1999 was a pivotal year for me. On the brink of completing my degree in Economics and Finance, the future seemed to lean towards bustling stock markets and financial charts. But during the summer before my final year, a different plan took shape. Together with three of my high school friends, I decided to take a journey across Europe to visit our favorite soccer stadiums in cities like Rome, Milan, Turin, Paris, London, and Glasgow.
But dreams, I learned, often come with a price tag. While my friends could rely on their parents to sponsor their European dreams, I found myself at a financial crossroad. Unfazed, I made a choice. I hit pause on my academics, wore multiple work hats, and meticulously saved. My girlfriend, seeing my enthusiasm, wished to be a part of the journey. But this trip was a homage to high school memories. We promised to stay connected during my trip, but by the time Europe had reshaped me, our paths had drifted apart.
In my preparation phase, Rick Steves' "Europe Through the Back Door" found its way into my hands. It wasn't just a travel guide; it was a revelation. Steves preached the gospel of budget travels, introducing me to the allure of backpacks, the comfort of youth hostels, the authenticity of local delicacies, and the freedom of Eurail passes. Heeding his advice, I invested in an EMS 40L convertible backpack - compact yet spacious, it was the ideal companion.
Air travel had its own twist. Instead of conventional tickets, I gambled on an Airhitch voucher worth $350, instead of the $1,200 tickets my friends had purchased. This wasn't a direct ticket, but a thrilling opportunity to hitch a ride to any Western European destination. My friends raised their eyebrows, but the element of unpredictability excited me. And for getting around Europe and Great Britain, I had my trusty Eurail and Britrail passes in tow.
A delightful realization struck me during my preparations: the budget we had earmarked for two weeks could potentially fund a three-month odyssey! While my friends scoffed, I was fueled by determination. They stuck to the original plan, but I chose an extended European adventure after my friends' departure.

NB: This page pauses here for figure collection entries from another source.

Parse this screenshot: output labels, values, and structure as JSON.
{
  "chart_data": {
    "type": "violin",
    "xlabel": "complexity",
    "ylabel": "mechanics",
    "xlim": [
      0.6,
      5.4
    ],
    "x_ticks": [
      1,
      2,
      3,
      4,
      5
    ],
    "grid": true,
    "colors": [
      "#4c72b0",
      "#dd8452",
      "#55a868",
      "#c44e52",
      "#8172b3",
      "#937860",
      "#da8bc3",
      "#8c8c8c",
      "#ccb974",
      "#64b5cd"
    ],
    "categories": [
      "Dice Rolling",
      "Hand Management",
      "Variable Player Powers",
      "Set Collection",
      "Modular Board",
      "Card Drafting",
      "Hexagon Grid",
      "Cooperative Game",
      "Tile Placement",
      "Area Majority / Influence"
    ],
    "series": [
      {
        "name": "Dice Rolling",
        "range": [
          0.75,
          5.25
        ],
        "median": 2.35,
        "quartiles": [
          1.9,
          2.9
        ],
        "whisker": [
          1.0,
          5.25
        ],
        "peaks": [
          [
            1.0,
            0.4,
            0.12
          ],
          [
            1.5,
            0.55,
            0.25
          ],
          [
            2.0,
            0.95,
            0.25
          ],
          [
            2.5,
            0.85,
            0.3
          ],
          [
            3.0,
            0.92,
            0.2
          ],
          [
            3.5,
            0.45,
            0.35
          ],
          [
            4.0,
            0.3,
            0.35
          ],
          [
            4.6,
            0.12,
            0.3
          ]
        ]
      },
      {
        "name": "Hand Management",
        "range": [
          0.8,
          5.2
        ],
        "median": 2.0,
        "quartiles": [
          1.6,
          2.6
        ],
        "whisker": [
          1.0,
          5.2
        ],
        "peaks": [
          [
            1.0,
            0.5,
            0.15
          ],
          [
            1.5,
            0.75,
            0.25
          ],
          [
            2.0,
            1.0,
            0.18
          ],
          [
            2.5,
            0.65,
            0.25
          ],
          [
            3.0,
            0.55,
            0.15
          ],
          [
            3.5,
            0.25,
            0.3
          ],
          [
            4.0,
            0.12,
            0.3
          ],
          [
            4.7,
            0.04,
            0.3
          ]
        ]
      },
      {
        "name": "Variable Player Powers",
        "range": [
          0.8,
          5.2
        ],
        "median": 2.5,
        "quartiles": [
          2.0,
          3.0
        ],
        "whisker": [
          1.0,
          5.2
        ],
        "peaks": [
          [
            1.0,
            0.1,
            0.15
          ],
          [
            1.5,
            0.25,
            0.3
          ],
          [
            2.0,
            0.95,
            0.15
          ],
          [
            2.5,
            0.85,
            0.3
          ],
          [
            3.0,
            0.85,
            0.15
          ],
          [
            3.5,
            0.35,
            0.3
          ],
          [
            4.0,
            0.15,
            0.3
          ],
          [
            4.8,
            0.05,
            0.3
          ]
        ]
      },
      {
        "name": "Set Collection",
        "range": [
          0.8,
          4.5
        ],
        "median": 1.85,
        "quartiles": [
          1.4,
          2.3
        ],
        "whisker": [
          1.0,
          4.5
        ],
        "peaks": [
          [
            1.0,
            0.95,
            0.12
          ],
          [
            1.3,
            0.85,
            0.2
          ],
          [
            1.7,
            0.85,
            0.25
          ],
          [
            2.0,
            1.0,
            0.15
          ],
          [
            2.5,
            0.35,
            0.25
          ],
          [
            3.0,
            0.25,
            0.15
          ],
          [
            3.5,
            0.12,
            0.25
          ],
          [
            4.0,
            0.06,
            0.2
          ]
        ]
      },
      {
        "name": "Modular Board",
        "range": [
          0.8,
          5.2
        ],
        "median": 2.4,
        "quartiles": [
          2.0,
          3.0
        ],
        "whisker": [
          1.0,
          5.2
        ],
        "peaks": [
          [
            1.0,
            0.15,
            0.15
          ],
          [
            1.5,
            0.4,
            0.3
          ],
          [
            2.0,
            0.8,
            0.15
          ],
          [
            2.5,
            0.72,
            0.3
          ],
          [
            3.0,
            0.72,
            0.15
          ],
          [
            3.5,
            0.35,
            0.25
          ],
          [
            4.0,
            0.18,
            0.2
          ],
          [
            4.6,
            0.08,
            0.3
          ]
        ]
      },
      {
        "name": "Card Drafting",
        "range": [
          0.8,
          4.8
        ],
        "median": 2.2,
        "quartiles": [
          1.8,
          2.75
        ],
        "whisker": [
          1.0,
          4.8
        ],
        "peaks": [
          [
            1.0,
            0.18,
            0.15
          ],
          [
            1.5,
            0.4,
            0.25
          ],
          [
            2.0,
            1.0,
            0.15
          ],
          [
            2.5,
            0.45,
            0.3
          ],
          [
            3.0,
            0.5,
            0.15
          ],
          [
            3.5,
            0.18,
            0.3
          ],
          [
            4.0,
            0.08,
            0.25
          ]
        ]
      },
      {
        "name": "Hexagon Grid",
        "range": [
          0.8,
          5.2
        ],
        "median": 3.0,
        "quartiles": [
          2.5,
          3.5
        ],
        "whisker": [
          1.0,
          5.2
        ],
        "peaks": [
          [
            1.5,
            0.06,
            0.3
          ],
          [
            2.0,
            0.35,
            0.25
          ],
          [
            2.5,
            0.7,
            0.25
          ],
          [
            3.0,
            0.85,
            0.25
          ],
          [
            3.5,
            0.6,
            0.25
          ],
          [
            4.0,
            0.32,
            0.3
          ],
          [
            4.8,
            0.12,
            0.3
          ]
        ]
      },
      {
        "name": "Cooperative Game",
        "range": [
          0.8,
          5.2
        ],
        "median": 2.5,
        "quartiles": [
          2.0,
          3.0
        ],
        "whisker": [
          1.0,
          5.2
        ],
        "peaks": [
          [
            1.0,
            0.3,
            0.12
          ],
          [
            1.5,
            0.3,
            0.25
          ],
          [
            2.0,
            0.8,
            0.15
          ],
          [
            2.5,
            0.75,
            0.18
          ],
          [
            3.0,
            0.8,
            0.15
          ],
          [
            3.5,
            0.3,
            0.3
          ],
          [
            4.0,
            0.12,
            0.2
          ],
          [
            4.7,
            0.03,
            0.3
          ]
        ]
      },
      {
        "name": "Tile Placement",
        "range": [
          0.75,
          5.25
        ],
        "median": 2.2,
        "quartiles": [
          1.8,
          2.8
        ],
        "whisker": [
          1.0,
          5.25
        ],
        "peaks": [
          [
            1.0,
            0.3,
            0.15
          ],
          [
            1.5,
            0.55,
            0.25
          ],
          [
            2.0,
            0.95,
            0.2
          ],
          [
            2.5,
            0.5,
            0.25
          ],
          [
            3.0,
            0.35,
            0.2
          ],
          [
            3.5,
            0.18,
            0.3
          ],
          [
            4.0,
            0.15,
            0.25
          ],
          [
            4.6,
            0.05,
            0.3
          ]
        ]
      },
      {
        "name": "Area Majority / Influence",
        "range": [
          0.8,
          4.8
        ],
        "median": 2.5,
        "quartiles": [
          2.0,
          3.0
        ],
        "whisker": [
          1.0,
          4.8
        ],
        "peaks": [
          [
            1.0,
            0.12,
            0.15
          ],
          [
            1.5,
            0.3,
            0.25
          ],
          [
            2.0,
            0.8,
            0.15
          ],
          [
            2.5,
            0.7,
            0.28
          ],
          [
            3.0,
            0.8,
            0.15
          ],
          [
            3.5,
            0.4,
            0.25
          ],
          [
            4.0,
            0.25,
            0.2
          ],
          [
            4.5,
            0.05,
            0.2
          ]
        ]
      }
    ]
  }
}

The Airhitch voucher played its unpredictable card, leading me to land in the heart of Spain, Madrid, instead of Rome with my crew. Alone, but never lonely, I navigated the history-soaked lanes of Madrid, conversed with its lively locals (thanks to my limited Spanish and a lot of charades), and embraced its culture.
My European saga was just unfolding. From Madrid, I moved to Barcelona, faced unexpected hiccups like canceled trains, but continued my journey with renewed zeal through Nice, Milan, and the visually arresting Cinque Terre.
Every city was a delight, every local person I met an insight to a new culture, and every fellow traveler a memorable memorable new friend.
Time flew, and soon I was in Rome, syncing up with my friends. Over the next two weeks, our group painted memories across Cinque Terre, Milan, Turin, Interlaken, Paris, London, Edinburgh, Stonehenge, and Glasgow. We visited our favorite football clubs and even caught an all-star match at Olympico Stadio in Rome where we watched DelPiero score off a bicycle kick.
My Scottish roots even earned us home-stays with distant relatives, and a personal tour of the Highlands.
Yet, constant togetherness sometimes breeds friction. Our camaraderie, which had thrived on the soccer fields of high school, was tested on the roads of Europe. Minor squabbles escalated, and by the time we reached Paris, the tension was palpable. One of my friends, unable to bear the strain, chose an abrupt flight back home, bitterly accusing us of ruining his European dream. Confused and a let down, the rest of us continued on with our trip.
After my friends headed home, my cousin became my travel ally.
Together, we celebrated milestones like my 21st birthday at Rome's Piazza Navona, went on a sentimental quest to trace our grandmother's hometown in Amantea, and even slept 20 feet from a roaring lion in Reggio di Calabria. Retracing much of my own route with my cousin, we ended up visiting Florence, Interlaken, Paris, London, and much of Scotland. We had an amazing trip together and shared once-in-a-lifetime experiences that we still treasure and laugh about today.
When my cousin said goodbye, my solo chapter began.
More of Europe, Ireland's charm, the tranquility of the Isle of Lewis, and Scotland's allure filled my days. But as summer slowly came to an end, so did my finances. A heavy heart, enriched by countless memories, boarded the flight back home.
As the years rolled on, my European summer remained a dominant chapter of my life. My friends, having experienced only a snippet, couldn’t truly resonate. Reconnecting with the friend who'd left us in Paris was challenging, and the dynamics had changed, but we made peace and laugh fondly about Paris now.
Life did move on with new responsibilities and relationships, but a piece of my heart was forever lost to the European cities and landscapes. As the world evolved into the digital age of blogging and vlogging, I've continue to try to relive my European odyssey while balancing my family and professional life.